Motion for expungement of arrest record. An arrested person may apply to the court that would have jurisdiction over the crime for which the person was arrested, for entry of an order expunging the record of the arrest:

  1. After one year from the date of any arrest if no accusatory instrument was filed;
  2. With the consent of the prosecuting attorney at any time after the prosecuting attorney formally dismisses the entire criminal case on the record; or
  3. At any time after an acquittal.

Clause 3 gets Taliaferro expungement on the charges where he won acquittal. But Clause 2 applies to the dismissed charges. By dismissing charges he knew he'd lose just like the other five, Moore at least assured himself the chance to stand in the way of any effort Taliaferro would make to remove those dismissed charges from his record. Judge Kean decided that, on those two dismissed charges, Clause 2 tied his hands.

In his appellant brief, Taliaferro says Moore shouldn't get to claim Clause 2 veto power. Moore did not dismiss the "entire criminal case"; he dismissed two charges that were "inextricably intertwined" with the five charges on which Taliaferro won acquittal. All seven charges rested on the same evidence, or more accurately, the same non-evidence. Taliaferro's brief quotes the prosecution's won witness, DCI Agent Mark Black, as saying the state had no evidence that Taliaferro influenced anyone to commit perjury.

With no evidence, no crime, and no conviction on the record, Taliaferro says it is unjust that he should have to lug around any charges or arrest on his record. He should be restored "to the status he occupied before his arrest or indictment," exactly as envisioned by the statute defining what expungement is for.

Attorney General Marty Jackley responds that the Court should just read the law and ignore "subjective notions of justice." In the state's appellee brief, AG Jackley says,

...the record of an arrest may in and of itself serve legitimate law enforcement purposes—such as deterring offenders from re-offending, assisting law enforcement's monitoring of certain offenders, or serving as evidence relevant to sentencing should an undeterred offender re-offend... [emphasis mine; Attorney General Marty Jackley, appellee's brief to South Dakota Supreme Court, Taliaferro v. South Dakota, 2014.06.11].

What offender is AG Jackley talking about? If I discard subjective notions of culpability and just read the law and the record, I find no offender to deter or monitor. The courts have not found Taliaferro guilty of any offense. The state has not provided evidence of any offense.

The Attorney General retorts that there was indeed evidence against Taliaferro but that the state simply chose not to present it. On this unpresented, unsworn, unscrutinized evidence, AG Jackley would do an end-run around his prosecutor's failure to convict Taliaferro and hang the punishment of unfounded charges around Taliaferro's neck. AG Jackley tacitly admits that the whole point of fighting expungement is to harm Taliaferro's professional status:

Nor should Taliaferro’s membership in a licensed profession make him more deserving of expungement than an ordinary DUI or domestic abuse offender. If anything, like a DUI arrestee who holds a CDL, the privilege of holding a special license arguably adds impetus to keeping a record of conduct that led to a licensee’s arrest [Jackley, 2014.06.11].
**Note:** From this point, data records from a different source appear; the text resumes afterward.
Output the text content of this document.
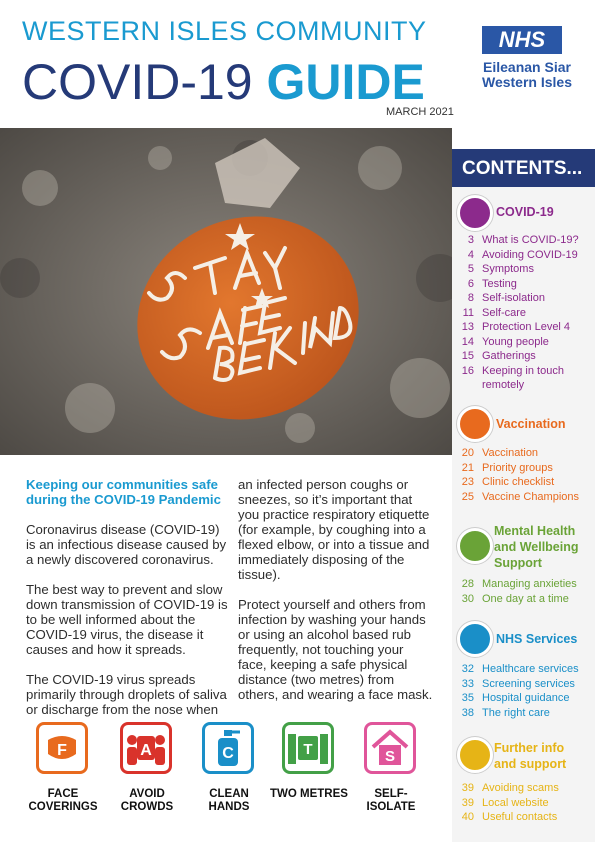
WESTERN ISLES COMMUNITY
COVID-19 GUIDE
MARCH 2021
NHS
Eileanan Siar
Western Isles
CONTENTS...
COVID-19
3 What is COVID-19?
4 Avoiding COVID-19
5 Symptoms
6 Testing
8 Self-isolation
11 Self-care
13 Protection Level 4
14 Young people
15 Gatherings
16 Keeping in touch remotely
Vaccination
20 Vaccination
21 Priority groups
23 Clinic checklist
25 Vaccine Champions
Mental Health and Wellbeing Support
28 Managing anxieties
30 One day at a time
NHS Services
32 Healthcare services
33 Screening services
35 Hospital guidance
38 The right care
Further info and support
39 Avoiding scams
39 Local website
40 Useful contacts

Keeping our communities safe during the COVID-19 Pandemic

Coronavirus disease (COVID-19) is an infectious disease caused by a newly discovered coronavirus.

The best way to prevent and slow down transmission of COVID-19 is to be well informed about the COVID-19 virus, the disease it causes and how it spreads.

The COVID-19 virus spreads primarily through droplets of saliva or discharge from the nose when

an infected person coughs or sneezes, so it’s important that you practice respiratory etiquette (for example, by coughing into a flexed elbow, or into a tissue and immediately disposing of the tissue).

Protect yourself and others from infection by washing your hands or using an alcohol based rub frequently, not touching your face, keeping a safe physical distance (two metres) from others, and wearing a face mask.

F
FACE COVERINGS
A
AVOID CROWDS
C
CLEAN HANDS
T
TWO METRES
S
SELF-ISOLATE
Even with these two charges on his record, Taliaferro retains his law license and can practice law in South Dakota. But if Taliaferro seeks to practice law in any other jurisdiction, he will have to explain why those arrests are on his record. That explanation will at least delay if not cast a cloud over his ability to practice his profession elsewhere. It can also complicate his application for other jobs or other commercial activities. And AG Jackley seems to think that an innocent man, a man against whom he had no case, ought to suffer that punishment.

Jackley's attitude toward Taliaferro shows a contempt for justice that should drive any voter to pick someone else for Attorney General... if only there were another qualified candidate for that job on the ballot.

Taliaferro did nothing wrong. Jackley's man Moore failed to present any evidence to the contrary. Moore should not now get to play legal tricks to exact a punishment that he could not win in an honest court battle and that an innocent man does not deserve.